Unified and Efficient Analysis of Machining Chatter and Surface Location Error

TL;DR

This paper introduces a novel modeling framework combining semi-discretization and lifting techniques to efficiently analyze machining chatter stability and surface location error, improving surface quality predictions.

Contribution

It presents an innovative approach that models machining dynamics as an angle-varying delay differential equation and enables efficient computation of stability and surface errors.

Findings

The proposed method improves computational efficiency over existing techniques.

It accurately predicts chatter stability and surface location errors.

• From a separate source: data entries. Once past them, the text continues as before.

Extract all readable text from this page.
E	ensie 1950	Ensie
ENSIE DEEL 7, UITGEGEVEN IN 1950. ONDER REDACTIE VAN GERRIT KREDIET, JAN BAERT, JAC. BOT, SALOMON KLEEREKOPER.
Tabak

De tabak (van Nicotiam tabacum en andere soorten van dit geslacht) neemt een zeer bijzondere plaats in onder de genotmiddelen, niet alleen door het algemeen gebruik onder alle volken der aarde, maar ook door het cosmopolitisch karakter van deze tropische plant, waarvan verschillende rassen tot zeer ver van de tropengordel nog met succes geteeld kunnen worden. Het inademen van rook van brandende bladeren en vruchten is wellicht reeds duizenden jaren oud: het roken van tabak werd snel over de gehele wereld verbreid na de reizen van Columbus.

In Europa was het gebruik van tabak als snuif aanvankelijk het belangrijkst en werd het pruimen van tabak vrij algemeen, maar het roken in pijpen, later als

Simulation results validate the effectiveness of the framework.

Abstract

Although machining chatter can be suppressed by the choice of stable cutting parameters through means of stability lobe diagram (SLD), surface roughness still remains due to the forced vibration, which limits surface quality, especially in the surface finish. Better cutting parameters can be achieved considering surface location error (SLE) together with SLD. This paper proposes an innovative modeling framework of the machining dynamic system that enables efficient computation of the chatter stability and SLE. The framework mainly embodies two techniques, namely semi-discretization method (SDM) and lifting method. The machining dynamics system is mathematically expressed as an angle-varying delay differential equation (DDE). The SDM approximates the angle-varying and delayed terms to ordinary terms using zero-phase interpolations and governs the discrete angle-varying dynamics system. Then, the system is merged over the tooth passing angle using the lifted approach to establish an explicit dynamic system in the compact state-space form. Based on the compact state-space model, the chatter stability and SLE prediction are easily and efficiently conducted. Simulation results show the improved efficiency of the proposed method over other well-known methods.